医学 内科学 心力衰竭 射血分数保留的心力衰竭 射血分数 脂联素 心脏病学 脂肪因子 瘦素 脂肪组织 腹部肥胖 内分泌学 肥胖 代谢综合征 胰岛素抵抗
作者
Milton Packer
出处
期刊:European Heart Journal [Oxford University Press]
卷期号:47 (1): 12-21 被引量:1
标识
DOI:10.1093/eurheartj/ehaf645
摘要

Abstract Obesity or excess visceral adiposity plays a fundamental role in the pathogenesis of heart failure with preserved ejection fraction (HFpEF), but it is not clear that an expanded adipose tissue mass contributes importantly to the evolution and progression of heart failure with reduced ejection fraction (HFrEF).

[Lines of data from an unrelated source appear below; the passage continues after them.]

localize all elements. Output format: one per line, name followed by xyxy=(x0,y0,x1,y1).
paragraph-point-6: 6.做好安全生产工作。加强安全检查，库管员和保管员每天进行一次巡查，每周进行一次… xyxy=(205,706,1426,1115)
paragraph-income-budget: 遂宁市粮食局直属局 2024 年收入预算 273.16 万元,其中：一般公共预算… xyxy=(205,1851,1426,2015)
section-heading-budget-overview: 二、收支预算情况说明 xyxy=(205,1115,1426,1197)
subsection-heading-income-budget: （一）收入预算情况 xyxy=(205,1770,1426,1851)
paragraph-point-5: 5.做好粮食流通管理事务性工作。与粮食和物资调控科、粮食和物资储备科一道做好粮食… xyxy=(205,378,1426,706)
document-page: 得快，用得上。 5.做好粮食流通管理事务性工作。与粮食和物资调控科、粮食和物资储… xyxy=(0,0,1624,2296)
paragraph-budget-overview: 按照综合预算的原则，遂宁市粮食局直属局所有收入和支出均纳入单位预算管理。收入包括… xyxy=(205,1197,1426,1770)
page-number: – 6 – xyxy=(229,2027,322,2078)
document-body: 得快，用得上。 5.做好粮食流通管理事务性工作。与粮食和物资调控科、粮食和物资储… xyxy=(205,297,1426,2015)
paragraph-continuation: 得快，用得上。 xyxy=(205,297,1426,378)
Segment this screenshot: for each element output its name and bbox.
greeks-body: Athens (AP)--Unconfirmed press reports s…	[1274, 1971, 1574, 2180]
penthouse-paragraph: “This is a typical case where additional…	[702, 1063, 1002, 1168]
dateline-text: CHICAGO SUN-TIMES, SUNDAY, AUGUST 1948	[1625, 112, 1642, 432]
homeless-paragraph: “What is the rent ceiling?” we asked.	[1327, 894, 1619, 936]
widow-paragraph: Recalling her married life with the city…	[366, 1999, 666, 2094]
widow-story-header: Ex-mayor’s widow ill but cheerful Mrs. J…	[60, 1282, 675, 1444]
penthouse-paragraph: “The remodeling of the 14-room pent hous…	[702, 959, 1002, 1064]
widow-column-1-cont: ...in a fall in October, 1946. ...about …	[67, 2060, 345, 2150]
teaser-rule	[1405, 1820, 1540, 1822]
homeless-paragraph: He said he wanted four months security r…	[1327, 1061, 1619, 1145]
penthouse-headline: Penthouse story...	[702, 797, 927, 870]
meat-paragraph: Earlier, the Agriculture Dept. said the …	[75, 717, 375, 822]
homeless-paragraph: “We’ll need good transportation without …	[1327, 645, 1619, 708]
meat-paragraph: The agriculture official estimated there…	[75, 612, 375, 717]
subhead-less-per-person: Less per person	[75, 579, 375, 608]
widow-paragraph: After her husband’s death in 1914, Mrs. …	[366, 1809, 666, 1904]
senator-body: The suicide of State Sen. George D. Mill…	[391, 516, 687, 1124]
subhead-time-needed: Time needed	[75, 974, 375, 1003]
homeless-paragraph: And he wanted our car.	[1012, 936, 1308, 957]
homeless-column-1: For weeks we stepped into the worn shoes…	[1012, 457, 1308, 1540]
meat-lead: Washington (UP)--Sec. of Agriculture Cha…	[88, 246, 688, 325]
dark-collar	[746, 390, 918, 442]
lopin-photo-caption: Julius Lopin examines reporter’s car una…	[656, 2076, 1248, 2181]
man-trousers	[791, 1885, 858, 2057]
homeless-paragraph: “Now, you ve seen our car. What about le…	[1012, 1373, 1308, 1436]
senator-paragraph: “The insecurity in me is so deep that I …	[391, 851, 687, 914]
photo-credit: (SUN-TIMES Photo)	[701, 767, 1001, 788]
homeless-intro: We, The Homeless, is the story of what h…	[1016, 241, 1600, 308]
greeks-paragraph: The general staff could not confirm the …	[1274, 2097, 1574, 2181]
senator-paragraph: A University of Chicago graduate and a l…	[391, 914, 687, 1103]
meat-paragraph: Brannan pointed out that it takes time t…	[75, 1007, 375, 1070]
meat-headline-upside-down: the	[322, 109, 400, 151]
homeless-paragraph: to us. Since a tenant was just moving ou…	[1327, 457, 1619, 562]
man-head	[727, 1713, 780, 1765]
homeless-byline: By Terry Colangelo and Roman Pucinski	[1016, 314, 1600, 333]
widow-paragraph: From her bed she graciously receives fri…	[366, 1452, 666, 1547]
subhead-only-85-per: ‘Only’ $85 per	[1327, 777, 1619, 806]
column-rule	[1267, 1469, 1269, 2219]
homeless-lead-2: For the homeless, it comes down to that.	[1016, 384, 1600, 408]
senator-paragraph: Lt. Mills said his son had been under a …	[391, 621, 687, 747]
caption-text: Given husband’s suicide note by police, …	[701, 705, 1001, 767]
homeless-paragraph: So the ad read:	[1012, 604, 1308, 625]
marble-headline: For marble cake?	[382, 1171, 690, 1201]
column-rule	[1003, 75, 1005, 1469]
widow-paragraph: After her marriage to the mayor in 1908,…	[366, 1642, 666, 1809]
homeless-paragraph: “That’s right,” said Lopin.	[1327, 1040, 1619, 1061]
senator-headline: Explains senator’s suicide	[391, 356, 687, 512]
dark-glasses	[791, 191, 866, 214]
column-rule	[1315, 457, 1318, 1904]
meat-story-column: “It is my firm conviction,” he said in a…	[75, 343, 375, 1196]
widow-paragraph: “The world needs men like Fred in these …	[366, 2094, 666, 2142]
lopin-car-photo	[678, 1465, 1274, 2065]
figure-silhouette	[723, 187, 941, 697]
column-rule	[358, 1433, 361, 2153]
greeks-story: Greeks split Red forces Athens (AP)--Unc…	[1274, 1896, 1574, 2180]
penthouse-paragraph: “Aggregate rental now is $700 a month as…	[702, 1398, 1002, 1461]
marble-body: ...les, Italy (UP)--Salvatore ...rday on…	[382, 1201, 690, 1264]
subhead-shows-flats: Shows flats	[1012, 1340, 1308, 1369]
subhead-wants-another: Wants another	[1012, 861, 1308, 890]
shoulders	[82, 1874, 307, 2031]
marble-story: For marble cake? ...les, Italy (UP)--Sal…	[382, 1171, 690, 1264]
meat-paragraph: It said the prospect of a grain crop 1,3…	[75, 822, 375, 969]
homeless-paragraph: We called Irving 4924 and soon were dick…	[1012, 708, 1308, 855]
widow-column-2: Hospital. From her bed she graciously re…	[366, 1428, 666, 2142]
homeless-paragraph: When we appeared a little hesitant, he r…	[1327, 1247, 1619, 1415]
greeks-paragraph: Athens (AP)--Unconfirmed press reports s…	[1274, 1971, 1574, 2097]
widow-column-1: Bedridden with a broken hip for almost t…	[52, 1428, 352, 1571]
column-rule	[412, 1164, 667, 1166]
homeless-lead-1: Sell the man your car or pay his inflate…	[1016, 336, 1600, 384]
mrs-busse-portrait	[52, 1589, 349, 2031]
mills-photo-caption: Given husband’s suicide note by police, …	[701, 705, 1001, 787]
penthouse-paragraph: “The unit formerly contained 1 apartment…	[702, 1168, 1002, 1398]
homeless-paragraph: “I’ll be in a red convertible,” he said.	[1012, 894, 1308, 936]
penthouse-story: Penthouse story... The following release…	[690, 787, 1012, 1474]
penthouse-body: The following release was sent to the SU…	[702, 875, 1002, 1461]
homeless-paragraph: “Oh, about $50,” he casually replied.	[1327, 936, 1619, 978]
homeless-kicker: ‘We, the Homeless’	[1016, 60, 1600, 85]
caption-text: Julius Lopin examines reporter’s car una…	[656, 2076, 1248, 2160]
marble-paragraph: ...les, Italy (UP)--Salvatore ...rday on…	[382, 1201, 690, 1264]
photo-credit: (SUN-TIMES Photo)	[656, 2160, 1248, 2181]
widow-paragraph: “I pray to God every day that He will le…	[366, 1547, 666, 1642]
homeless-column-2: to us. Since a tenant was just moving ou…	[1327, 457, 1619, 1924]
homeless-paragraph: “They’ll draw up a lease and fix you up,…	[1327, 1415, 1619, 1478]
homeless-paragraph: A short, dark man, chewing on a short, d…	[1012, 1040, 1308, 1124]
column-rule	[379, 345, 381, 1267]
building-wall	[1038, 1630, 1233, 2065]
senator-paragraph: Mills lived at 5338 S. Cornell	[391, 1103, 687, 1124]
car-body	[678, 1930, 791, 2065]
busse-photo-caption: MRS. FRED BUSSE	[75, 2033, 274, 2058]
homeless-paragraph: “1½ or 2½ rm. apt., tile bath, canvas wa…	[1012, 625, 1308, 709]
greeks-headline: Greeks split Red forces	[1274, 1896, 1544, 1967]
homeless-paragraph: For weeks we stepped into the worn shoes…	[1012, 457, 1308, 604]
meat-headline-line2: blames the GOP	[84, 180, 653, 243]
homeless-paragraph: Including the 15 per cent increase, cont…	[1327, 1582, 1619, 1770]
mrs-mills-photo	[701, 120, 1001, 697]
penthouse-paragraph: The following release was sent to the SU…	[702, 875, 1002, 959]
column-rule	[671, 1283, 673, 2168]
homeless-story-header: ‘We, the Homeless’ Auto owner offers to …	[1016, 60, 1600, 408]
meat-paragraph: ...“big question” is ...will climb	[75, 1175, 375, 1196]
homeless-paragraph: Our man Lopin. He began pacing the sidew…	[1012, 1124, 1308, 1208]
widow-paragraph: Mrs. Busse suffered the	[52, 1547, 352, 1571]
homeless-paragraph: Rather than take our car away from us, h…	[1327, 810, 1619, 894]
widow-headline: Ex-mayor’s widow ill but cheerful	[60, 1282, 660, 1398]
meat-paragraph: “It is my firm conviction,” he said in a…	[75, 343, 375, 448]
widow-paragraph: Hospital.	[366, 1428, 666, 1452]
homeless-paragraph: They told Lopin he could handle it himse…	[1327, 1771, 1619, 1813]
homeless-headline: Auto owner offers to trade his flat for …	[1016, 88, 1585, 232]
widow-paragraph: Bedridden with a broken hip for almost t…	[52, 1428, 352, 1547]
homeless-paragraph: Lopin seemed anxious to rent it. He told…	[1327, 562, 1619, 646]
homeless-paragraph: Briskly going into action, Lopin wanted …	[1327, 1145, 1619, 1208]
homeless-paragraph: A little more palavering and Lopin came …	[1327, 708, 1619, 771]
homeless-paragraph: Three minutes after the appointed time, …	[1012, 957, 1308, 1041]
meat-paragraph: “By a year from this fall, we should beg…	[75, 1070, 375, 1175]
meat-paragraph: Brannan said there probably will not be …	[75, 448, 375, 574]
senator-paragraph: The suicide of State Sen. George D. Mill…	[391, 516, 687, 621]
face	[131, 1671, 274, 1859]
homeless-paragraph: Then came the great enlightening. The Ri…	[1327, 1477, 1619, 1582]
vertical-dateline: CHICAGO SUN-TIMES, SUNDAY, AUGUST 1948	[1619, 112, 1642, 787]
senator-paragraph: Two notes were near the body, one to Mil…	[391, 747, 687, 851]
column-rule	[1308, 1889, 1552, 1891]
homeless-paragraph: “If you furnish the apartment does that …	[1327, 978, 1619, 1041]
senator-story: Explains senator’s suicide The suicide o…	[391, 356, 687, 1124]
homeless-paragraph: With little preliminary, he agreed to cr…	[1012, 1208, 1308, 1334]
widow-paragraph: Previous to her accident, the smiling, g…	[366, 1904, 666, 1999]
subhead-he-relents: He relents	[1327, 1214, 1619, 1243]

Whereas central adiposity characterizes most patients with HFpEF, obesity was not a remarkable feature of HFrEF in the large-scale trials carried out in the 1980s and 1990s, and studies typically characterized obesity as a protective factor against adverse outcomes. In the general community without apparent heart disease, the finding of obesity or central adiposity precedes and predicts the subsequent occurrence of HFpEF, but not HFrEF. The mass of epicardial adipose tissue—an important source of cardioactive molecules—is expanded in HFpEF, but it is diminished in HFrEF, and the decrease has adverse prognostic significance. An increased waist-to-height ratio (a marker of excess abdominal adiposity) is more strongly associated with adverse heart failure outcomes in HFpEF than in HFrEF. Systemic inflammation [as reflected by elevations of high-sensitivity C-reactive protein (hsCRP)] in the general community presages the development of HFpEF, but not HFrEF, presumably because excess adiposity augments hsCRP in HFpEF, whereas increases in hsCRP in HFrEF may be related to coexisting atherosclerosis or clinical congestion. Whereas obesity is the principal determinant of serum levels of leptin and adiponectin in HFpEF, cardiac and neurohormonal signalling may drive circulating levels of these adipokines in HFrEF. Central obesity identifies patients more likely to respond to mineralocorticoid receptor antagonists in both HFpEF and in HFrEF, but this feature also identifies patients more likely to respond neprilysin inhibition or sodium-glucose cotransporter 2 inhibitors if they have HFpEF, but not HFrEF. Weight loss by incretin-based drugs lowers systolic blood pressure in patients with HFpEF, but potentially not with HFrEF, and such weight loss is accompanied by a reduced risk of worsening heart failure events in patients with HFpEF, but without a similar benefit in HFrEF. Taken collectively, these observations raise important questions about the potential role of obesity and visceral adiposity as contributing factors in the evolution and progression of HFrEF.